Padres y maestros, una vez me sucedió algo emocionante. Durante mis peregrinaciones, y cuando ya llevaba ocho años separado de mi antiguo asistente Atanasio, me encontré con él en la ciudad de K... Esto ocurrió en el mercado. Al verme, me reconoció y corrió hacia mi lleno de alegría. «¿Pero es usted, padre? ¡Qué feliz encuentro!» Me llevó a su casa. Al terminar el servicio se había casado y tenía ya dos niños pequeños. Su mujer y él vivían de una pequeña industria de cestería. Su vivienda era pobre, pero alegre y limpia. Me obligó a sentarme, preparó el samovar y envió en busca de su esposa, como si mi visita fuese una solemnidad. Me presentó a sus dos hijos.

—Bendígalos, padre.

—No soy quién para bendecirlos —repuse—, pues sólo soy un humilde religioso. Lo que haré es orar por ellos. A ti, Atanasio Paulovitch, te he tenido siempre presente en mis oraciones desde aquel día inolvidable, pues tú fuiste la causa de todo.

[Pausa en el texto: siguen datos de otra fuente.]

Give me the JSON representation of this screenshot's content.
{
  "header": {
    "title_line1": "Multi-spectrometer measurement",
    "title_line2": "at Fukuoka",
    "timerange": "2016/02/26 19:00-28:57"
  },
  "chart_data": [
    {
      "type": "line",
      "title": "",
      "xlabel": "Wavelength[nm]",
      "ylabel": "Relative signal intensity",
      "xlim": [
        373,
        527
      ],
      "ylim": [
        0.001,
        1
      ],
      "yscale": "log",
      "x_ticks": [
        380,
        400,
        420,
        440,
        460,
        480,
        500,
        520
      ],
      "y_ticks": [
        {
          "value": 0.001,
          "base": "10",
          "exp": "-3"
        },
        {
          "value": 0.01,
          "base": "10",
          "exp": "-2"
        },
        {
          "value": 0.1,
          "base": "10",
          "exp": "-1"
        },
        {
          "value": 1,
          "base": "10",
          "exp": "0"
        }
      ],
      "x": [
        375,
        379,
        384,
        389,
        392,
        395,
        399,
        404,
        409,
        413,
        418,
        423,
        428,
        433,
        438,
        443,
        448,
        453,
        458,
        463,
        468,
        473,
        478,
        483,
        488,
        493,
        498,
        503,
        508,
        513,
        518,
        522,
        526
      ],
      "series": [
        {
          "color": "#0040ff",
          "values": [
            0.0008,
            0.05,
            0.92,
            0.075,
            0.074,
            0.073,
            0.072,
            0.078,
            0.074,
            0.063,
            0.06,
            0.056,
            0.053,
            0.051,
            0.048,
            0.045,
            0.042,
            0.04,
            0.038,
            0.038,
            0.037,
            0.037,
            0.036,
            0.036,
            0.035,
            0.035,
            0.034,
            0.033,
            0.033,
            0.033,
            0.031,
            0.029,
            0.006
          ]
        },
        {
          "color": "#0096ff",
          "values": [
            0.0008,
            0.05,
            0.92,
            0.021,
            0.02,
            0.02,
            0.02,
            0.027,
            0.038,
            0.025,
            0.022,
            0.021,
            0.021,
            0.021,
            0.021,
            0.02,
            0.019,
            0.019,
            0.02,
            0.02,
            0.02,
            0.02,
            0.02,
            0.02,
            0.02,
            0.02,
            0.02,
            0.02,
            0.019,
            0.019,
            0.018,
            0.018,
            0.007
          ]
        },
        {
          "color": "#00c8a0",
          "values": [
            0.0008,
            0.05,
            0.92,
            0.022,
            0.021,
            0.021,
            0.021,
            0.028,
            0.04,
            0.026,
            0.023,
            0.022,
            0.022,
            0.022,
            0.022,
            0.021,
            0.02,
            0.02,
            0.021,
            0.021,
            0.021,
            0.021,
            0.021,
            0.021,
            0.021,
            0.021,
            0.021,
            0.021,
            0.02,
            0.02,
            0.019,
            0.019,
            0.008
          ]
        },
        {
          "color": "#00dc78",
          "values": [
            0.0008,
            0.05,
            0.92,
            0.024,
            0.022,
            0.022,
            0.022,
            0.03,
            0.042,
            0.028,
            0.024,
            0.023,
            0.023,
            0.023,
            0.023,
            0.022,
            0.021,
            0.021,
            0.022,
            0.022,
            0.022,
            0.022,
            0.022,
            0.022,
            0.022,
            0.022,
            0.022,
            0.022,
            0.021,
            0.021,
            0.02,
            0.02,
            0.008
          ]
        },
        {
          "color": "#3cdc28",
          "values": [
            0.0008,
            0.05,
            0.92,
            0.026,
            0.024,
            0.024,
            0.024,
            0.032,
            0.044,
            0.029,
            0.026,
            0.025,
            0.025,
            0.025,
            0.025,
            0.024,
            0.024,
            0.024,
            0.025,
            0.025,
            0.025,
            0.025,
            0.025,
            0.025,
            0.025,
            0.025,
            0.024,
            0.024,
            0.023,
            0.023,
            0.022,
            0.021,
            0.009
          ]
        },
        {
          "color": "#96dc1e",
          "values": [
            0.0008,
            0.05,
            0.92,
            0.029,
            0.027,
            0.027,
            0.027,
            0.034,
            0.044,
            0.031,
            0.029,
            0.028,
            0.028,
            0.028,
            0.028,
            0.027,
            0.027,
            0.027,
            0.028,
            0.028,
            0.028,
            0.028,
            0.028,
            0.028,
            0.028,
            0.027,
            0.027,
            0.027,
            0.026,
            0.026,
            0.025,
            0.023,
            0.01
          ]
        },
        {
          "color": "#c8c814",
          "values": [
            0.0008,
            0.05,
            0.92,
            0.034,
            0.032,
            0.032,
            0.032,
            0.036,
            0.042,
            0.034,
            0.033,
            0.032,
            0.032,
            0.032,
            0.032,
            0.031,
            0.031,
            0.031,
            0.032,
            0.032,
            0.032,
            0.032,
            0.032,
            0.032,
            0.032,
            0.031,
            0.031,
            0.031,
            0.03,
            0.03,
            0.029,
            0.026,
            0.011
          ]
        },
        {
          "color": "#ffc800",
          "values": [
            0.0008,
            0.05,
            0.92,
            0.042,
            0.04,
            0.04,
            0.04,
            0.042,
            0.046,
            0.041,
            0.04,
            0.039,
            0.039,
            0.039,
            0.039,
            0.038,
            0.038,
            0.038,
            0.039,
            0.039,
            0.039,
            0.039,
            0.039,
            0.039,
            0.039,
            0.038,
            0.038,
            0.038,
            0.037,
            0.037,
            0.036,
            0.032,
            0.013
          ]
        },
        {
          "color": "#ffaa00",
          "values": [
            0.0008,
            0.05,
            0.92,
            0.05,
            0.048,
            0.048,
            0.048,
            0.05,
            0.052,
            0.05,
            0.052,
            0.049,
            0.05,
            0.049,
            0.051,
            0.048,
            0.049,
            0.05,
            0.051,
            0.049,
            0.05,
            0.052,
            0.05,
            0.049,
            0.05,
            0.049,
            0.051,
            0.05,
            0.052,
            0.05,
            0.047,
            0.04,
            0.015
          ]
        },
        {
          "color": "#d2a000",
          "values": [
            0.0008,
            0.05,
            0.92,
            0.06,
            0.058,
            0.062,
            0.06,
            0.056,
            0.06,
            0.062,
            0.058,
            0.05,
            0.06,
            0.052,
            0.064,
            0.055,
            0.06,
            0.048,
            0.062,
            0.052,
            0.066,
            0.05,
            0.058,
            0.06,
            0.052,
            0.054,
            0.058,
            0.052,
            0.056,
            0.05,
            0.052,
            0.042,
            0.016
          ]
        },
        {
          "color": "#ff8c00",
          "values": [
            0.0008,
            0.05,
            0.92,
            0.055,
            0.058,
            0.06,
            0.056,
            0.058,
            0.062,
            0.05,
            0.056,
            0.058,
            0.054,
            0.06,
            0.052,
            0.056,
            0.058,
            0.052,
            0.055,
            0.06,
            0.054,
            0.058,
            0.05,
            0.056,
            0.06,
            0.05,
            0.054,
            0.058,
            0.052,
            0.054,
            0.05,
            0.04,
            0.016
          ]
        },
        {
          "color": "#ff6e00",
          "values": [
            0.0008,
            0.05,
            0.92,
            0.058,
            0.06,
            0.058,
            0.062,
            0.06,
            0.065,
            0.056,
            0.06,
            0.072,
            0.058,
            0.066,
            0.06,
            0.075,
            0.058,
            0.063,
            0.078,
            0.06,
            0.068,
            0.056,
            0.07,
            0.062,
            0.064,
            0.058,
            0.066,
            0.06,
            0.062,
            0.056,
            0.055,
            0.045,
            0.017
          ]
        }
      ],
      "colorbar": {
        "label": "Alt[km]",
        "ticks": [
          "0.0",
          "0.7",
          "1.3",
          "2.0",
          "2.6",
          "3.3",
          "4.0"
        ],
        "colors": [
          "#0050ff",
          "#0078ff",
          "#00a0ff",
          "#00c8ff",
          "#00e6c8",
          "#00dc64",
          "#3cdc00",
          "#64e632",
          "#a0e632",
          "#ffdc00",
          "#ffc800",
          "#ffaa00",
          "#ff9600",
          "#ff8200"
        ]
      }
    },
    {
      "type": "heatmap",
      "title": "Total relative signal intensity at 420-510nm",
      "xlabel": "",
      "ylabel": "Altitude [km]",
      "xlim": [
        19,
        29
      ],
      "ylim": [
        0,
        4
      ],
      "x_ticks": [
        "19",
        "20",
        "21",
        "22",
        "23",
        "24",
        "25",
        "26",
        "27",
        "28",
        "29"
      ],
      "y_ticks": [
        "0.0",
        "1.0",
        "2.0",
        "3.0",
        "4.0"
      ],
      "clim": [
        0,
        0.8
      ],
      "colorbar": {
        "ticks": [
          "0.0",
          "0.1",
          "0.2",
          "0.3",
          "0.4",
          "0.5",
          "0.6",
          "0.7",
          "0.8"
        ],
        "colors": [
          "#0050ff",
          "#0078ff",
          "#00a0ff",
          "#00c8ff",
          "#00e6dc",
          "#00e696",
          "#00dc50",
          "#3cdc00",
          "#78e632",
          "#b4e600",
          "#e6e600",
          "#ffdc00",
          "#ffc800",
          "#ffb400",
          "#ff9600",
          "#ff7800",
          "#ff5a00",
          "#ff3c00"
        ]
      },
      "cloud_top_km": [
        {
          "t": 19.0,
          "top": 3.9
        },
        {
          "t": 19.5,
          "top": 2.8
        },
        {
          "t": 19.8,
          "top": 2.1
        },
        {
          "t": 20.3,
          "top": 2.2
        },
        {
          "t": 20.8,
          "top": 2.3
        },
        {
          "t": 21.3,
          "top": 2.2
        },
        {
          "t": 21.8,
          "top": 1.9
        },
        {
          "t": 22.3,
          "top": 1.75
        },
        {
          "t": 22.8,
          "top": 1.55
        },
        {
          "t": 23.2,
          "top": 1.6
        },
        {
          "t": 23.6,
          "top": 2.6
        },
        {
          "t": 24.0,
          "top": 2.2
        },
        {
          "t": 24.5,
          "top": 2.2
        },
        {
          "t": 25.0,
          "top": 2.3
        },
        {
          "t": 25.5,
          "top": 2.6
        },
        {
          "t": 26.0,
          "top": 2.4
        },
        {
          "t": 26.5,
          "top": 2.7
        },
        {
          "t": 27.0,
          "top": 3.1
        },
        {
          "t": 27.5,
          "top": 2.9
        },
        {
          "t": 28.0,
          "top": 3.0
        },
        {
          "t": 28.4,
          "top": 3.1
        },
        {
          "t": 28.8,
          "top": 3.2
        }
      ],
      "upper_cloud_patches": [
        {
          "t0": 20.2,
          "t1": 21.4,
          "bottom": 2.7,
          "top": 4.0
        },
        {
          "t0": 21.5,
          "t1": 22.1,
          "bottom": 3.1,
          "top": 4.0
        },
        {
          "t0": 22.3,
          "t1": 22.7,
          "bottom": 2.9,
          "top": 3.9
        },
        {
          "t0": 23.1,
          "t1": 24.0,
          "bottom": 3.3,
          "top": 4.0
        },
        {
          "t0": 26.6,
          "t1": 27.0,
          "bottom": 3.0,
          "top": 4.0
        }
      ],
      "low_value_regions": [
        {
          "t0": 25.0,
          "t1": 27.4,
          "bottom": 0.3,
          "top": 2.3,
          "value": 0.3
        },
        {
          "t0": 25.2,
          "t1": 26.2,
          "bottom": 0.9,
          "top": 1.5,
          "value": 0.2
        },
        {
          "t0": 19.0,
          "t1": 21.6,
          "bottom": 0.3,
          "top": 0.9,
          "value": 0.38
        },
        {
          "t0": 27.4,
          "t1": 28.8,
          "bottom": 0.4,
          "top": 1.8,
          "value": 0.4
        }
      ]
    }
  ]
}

Le expliqué lo ocurrido. Él me miraba como si no pudiese creer que su antiguo dueño, un oficial, estuviera ante él vestido de monje. Incluso lloraba.

—¿Por qué lloras? —le pregunté—. ¿No te he dicho que no puedo olvidarte? Alégrate conmigo, querido, pues mi camino está lleno de luz de felicidad.

Él no hablaba apenas, pero suspiraba y movía la cabeza enternecido.

—¿Qué ha hecho usted de su fortuna?

—La he entregado al monasterio: vivimos en comunidad.

Después del té me despedí de ellos. Atanasio me entregó cincuenta copecs para el monasterio y luego me puso otros cincuenta en la mano.

—Es para usted —me dijo—. Usted viaja y puede necesitarlo, padre.

Acepté la limosna, me despedí del matrimonio y me fui con el alma llena de alegría. Por el camino iba pensando: «Sin duda, él está haciendo en su casa lo que yo hago en el camino: suspirar y reír lleno de júbilo. Somos felices al recordar que Dios hizo que nos encontrásemos. Yo era su dueño, él era mi servidor, y ahora, al abrazarnos llenos de emoción, un noble lazo nos ha unido.»